For the focaccia breadcrumbs:
Combine the diced focaccia (or sourdough, or another Italian bread) with the olive oil in a mixing bowl. Coat the focaccia well with the olive oil and lay out in a single layer on a baking sheet. Bake at 350-375 degrees until golden brown and crunchy. Drain on paper towels and gently pulverize for use.
For the pasta:
Fry the smashed garlic in the olive oil, when the garlic is just golden brown add the calabrian chili paste and remove from the pan (ideally a 4-5 qt heavy-bottomed pan). Render the sausage in the same pan until a little crispy, if it lets off a lot of fat pour some off and reserve in case you want it to finish the pasta. Deglaze with the pureed tomatoes and add the garlic and chili back to the pan as well as the blanched kale, this can just hang out until you’re ready to finish the pasta.

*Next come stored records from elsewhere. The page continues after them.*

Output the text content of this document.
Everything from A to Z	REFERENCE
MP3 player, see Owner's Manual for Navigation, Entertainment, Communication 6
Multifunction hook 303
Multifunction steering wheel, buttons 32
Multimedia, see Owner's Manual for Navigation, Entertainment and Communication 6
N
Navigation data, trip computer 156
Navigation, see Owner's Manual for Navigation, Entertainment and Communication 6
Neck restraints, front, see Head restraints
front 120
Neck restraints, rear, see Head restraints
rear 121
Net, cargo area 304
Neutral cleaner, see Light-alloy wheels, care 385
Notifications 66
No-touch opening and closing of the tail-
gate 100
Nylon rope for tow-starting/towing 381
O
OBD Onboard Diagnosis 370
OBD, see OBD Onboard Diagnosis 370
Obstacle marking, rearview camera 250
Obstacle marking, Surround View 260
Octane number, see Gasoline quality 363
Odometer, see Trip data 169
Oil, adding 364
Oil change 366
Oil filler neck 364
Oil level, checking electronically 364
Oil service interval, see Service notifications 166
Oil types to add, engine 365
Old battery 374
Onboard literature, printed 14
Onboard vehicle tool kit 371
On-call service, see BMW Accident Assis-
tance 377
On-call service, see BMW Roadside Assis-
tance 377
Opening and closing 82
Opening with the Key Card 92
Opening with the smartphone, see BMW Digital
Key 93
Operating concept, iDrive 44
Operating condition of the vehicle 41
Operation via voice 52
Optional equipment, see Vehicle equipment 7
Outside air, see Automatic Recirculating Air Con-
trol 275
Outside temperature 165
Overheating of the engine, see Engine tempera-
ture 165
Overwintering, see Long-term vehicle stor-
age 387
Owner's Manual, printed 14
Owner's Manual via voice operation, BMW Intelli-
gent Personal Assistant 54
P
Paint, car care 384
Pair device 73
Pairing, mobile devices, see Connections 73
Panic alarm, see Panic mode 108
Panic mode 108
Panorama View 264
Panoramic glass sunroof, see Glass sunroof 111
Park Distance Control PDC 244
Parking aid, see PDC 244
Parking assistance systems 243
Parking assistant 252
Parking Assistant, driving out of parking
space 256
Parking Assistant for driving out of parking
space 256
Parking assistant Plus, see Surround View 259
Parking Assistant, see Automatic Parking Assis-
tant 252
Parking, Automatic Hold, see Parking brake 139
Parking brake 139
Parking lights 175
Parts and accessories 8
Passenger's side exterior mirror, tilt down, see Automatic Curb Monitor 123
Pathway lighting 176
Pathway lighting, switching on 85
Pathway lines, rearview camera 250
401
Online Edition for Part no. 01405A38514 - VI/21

Bring a large pot of water to a boil and season with kosher salt to cook the pasta. Once the water is boiling aggressively, drop the pasta in the water. This will cook for approximately 5 minutes, depending on how thin the pasta was stretched (can also sub for a dried pasta and follow the boiling instructions on the box/bag). While the pasta is boiling, reserve the 8 oz of pasta water needed to finish. Once the pasta is ready, strain and add it to the pot with the sauce, sausage, and kale. Turn the heat to medium high and add the butter and some of the reserved pasta water to adjust consistency. Stirring constantly, glaze the pasta until the noodle is stained red and the sauce is a nice consistency
Season with salt and pepper and squeeze of lemon.
Portion the pasta evenly into 4 large bowls, making sure to spread out the kale, sausage, and sauce evenly. Finish each plate with a handful of breadcrumbs, a pinch of fennel pollen, and a drizzle of a nice finishing olive oil.